İpekböceği tekstil sektöründe çalışan bir işçidir.

Kelebek larvalarının üremesine dayalı bu karlı işi yapmaya başladıkları ikinci ülke ise Hindistan oldu. Bugün doğal ipek üretiminde lider konumdadır.

İpekböceği artık vahşi doğada bulunmuyor ve tüm yaşam döngüsü insan gözetimi altında gerçekleşiyor.

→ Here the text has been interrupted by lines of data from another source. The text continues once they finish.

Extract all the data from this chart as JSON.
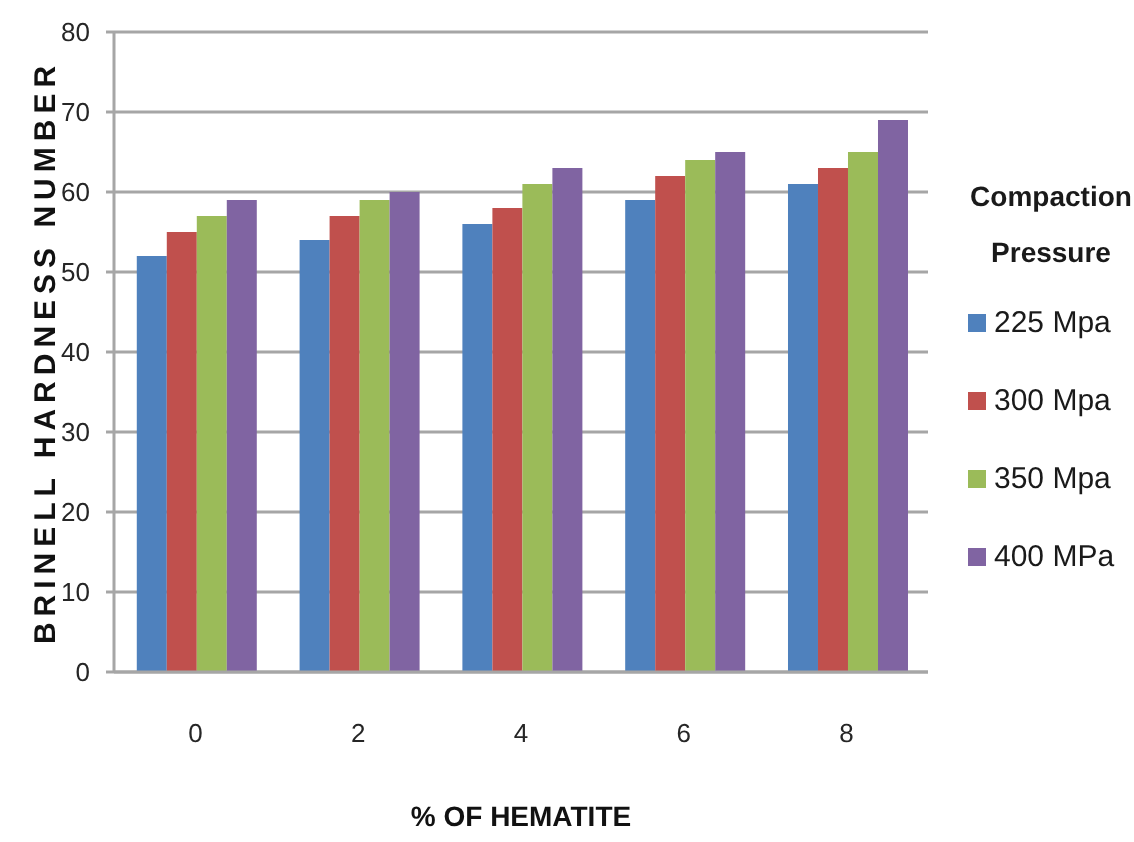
{
  "chart_data": {
    "type": "bar",
    "xlabel": "% OF HEMATITE",
    "ylabel": "BRINELL HARDNESS NUMBER",
    "legend_title": "Compaction Pressure",
    "categories": [
      "0",
      "2",
      "4",
      "6",
      "8"
    ],
    "series": [
      {
        "name": "225 Mpa",
        "color": "#4f81bd",
        "values": [
          52,
          54,
          56,
          59,
          61
        ]
      },
      {
        "name": "300 Mpa",
        "color": "#c0504d",
        "values": [
          55,
          57,
          58,
          62,
          63
        ]
      },
      {
        "name": "350 Mpa",
        "color": "#9bbb59",
        "values": [
          57,
          59,
          61,
          64,
          65
        ]
      },
      {
        "name": "400 MPa",
        "color": "#8064a2",
        "values": [
          59,
          60,
          63,
          65,
          69
        ]
      }
    ],
    "ylim": [
      0,
      80
    ],
    "yticks": [
      0,
      10,
      20,
      30,
      40,
      50,
      60,
      70,
      80
    ],
    "grid": "y",
    "legend": "right"
  }
}
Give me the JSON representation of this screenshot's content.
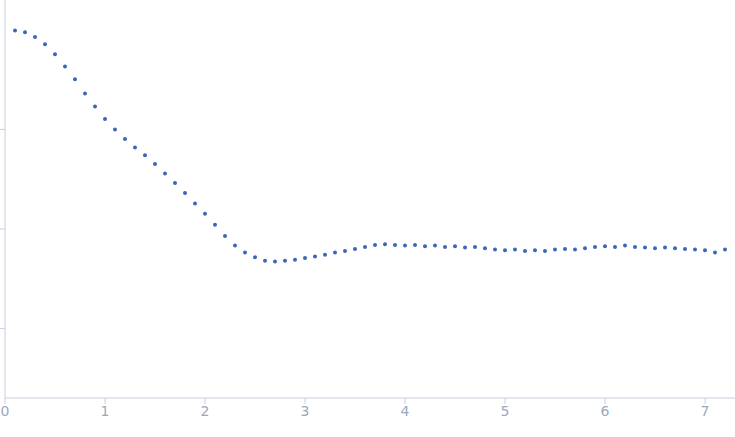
{
  "chart_data": {
    "type": "scatter",
    "log": "y",
    "color": "#3a66b8",
    "marker": "circle",
    "tick_labels": "x",
    "xlim": [
      0,
      7.3
    ],
    "xticks": [
      0,
      1,
      2,
      3,
      4,
      5,
      6,
      7
    ],
    "ylim": [
      0.0002,
      2
    ],
    "yticks": [
      0.001,
      0.01,
      0.1
    ],
    "x": [
      0.1,
      0.2,
      0.3,
      0.4,
      0.5,
      0.6,
      0.7,
      0.8,
      0.9,
      1.0,
      1.1,
      1.2,
      1.3,
      1.4,
      1.5,
      1.6,
      1.7,
      1.8,
      1.9,
      2.0,
      2.1,
      2.2,
      2.3,
      2.4,
      2.5,
      2.6,
      2.7,
      2.8,
      2.9,
      3.0,
      3.1,
      3.2,
      3.3,
      3.4,
      3.5,
      3.6,
      3.7,
      3.8,
      3.9,
      4.0,
      4.1,
      4.2,
      4.3,
      4.4,
      4.5,
      4.6,
      4.7,
      4.8,
      4.9,
      5.0,
      5.1,
      5.2,
      5.3,
      5.4,
      5.5,
      5.6,
      5.7,
      5.8,
      5.9,
      6.0,
      6.1,
      6.2,
      6.3,
      6.4,
      6.5,
      6.6,
      6.7,
      6.8,
      6.9,
      7.0,
      7.1,
      7.2
    ],
    "values": [
      0.99,
      0.95,
      0.85,
      0.72,
      0.57,
      0.43,
      0.32,
      0.23,
      0.17,
      0.127,
      0.1,
      0.08,
      0.066,
      0.055,
      0.045,
      0.036,
      0.029,
      0.023,
      0.018,
      0.0142,
      0.011,
      0.0085,
      0.0068,
      0.0058,
      0.0052,
      0.0048,
      0.0047,
      0.0048,
      0.0049,
      0.0051,
      0.0053,
      0.0055,
      0.0058,
      0.006,
      0.0063,
      0.0066,
      0.0069,
      0.007,
      0.0069,
      0.0068,
      0.0069,
      0.0067,
      0.0068,
      0.0066,
      0.0067,
      0.0065,
      0.0066,
      0.0064,
      0.0062,
      0.0061,
      0.0062,
      0.006,
      0.0061,
      0.006,
      0.0062,
      0.0063,
      0.0062,
      0.0064,
      0.0066,
      0.0067,
      0.0066,
      0.0068,
      0.0066,
      0.0065,
      0.0064,
      0.0065,
      0.0064,
      0.0063,
      0.0062,
      0.0061,
      0.0058,
      0.0062
    ]
  }
}
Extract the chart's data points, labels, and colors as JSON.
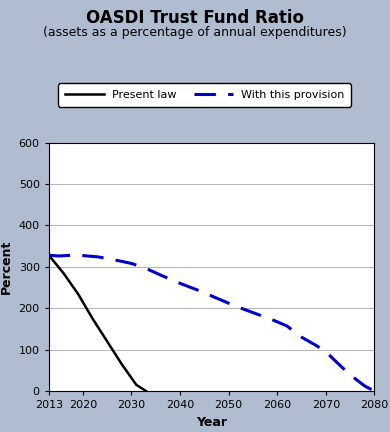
{
  "title": "OASDI Trust Fund Ratio",
  "subtitle": "(assets as a percentage of annual expenditures)",
  "xlabel": "Year",
  "ylabel": "Percent",
  "xlim": [
    2013,
    2080
  ],
  "ylim": [
    0,
    600
  ],
  "xticks": [
    2013,
    2020,
    2030,
    2040,
    2050,
    2060,
    2070,
    2080
  ],
  "yticks": [
    0,
    100,
    200,
    300,
    400,
    500,
    600
  ],
  "background_color": "#b0bcd0",
  "plot_bg_color": "#ffffff",
  "present_law_x": [
    2013,
    2016,
    2019,
    2022,
    2025,
    2028,
    2031,
    2033
  ],
  "present_law_y": [
    328,
    285,
    235,
    175,
    120,
    65,
    15,
    0
  ],
  "provision_x": [
    2013,
    2015,
    2018,
    2020,
    2023,
    2026,
    2030,
    2033,
    2036,
    2040,
    2044,
    2048,
    2050,
    2053,
    2056,
    2059,
    2062,
    2065,
    2068,
    2070,
    2072,
    2074,
    2076,
    2078,
    2080
  ],
  "provision_y": [
    328,
    326,
    328,
    327,
    324,
    318,
    308,
    296,
    280,
    260,
    242,
    222,
    212,
    198,
    185,
    172,
    157,
    130,
    110,
    95,
    72,
    50,
    30,
    12,
    0
  ],
  "present_law_color": "#000000",
  "provision_color": "#0000cc",
  "legend_present_law": "Present law",
  "legend_provision": "With this provision",
  "title_fontsize": 12,
  "subtitle_fontsize": 9,
  "axis_label_fontsize": 9,
  "tick_fontsize": 8,
  "legend_fontsize": 8
}
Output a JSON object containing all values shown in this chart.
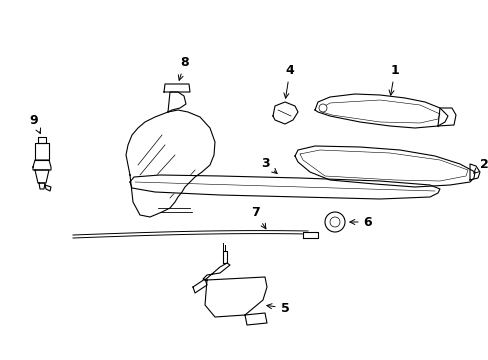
{
  "bg_color": "#ffffff",
  "line_color": "#000000",
  "figsize": [
    4.89,
    3.6
  ],
  "dpi": 100
}
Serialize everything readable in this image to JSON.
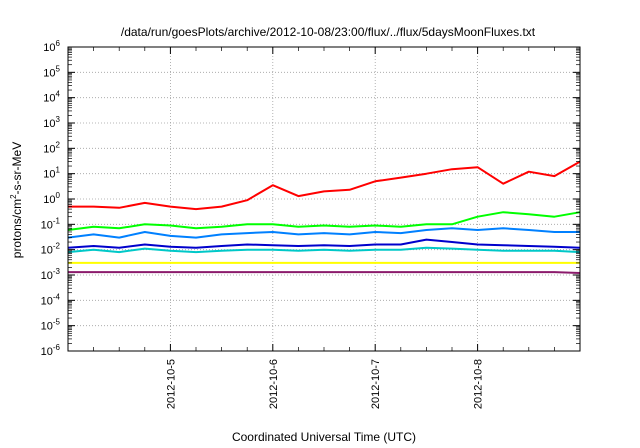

Modern gelişmeler, ipek böceğinin kozanın kendisi en beyaz renge sahip olacak kadar seçilmesini mümkün kılmaktadır. Gri, yeşil veya sarı kozalar yüksek kaliteli ipek üretimine uygun olmadığından yetiştiriciler bunları büyük ölçekli üretimde kullanmazlar.

Uzun zaman önce insanlar kelebeklerin ipek salgılama yeteneğini fark ettiler. Bu yüzden ipek elde etmek için evcilleştirdi ipekböceği yaklaşık 5000 yıl önce.

Kanat açıklığı 4-6 cm'yi bulan, uçma yeteneğini kaybetmiş bu göze çarpmayan, kalın, beyazımsı kelebek, vahşi doğada doğada bulunmayan tek evcil böcektir. İpekböceği tırtıllarının sadece dut ağacının yapraklarını veya dut yaprağını yemesinden dolayı dut adını almıştır.

İpekböceğinin bir zamanlar Himalayalar'da vahşi doğada yaşadığına inanılıyor. MÖ 3000 yıllarında Çin'de evcilleştirilmiştir. e. Artık ipek böceği kendisini besleyen ve bakımını yapan kişiye hizmet ediyor. Japonya, Çin, Çinhindi, Güney Avrupa, Brezilya, Orta Asya ve Kafkasya ülkelerinde yetiştirilmektedir.

İpekböcekçiliği

İpekböceklerini yetiştirmek için mekanize ipekböceği çiftlikleri bile oluşturuldu. Orada bu evcil kelebeğin dişilerinden yumurtalar alırlar. Greena. Tırtıllar, dezenfekte edilmiş tahıllardan yumurtadan çıkarılıp özel donanımlı odalarda besleme raflarında dut yapraklarıyla beslenir. Pupa evresinden önce her tırtıl, üzerine konulan dalların üzerinde sürünerek kendi etrafında bir koza örerek yaklaşık 1000-1500 m uzunluğunda ince bir iplik salgılar ve koza 3 gün içinde sarılır. İçinde tırtıl, yaklaşık 10 gün içinde gelişen bir pupaya dönüşür. Erkeklerde kozadaki dut içeriği kadınlara göre önemli ölçüde (ortalama% 20) daha yüksektir. Bu sayede ipek böceğinin gelişimi kontrol altına alınarak yavrularının ağırlıklı olarak erkeklerden oluşması sağlanır. Siteden materyal

Bitmiş kozalar toplanır ve sıcak buharla işlenir, ardından özel makineler kullanılarak ipek iplikler açılır. 1 kg kozadan 90 gr hafif, dayanıklı doğal ipek elde edilir.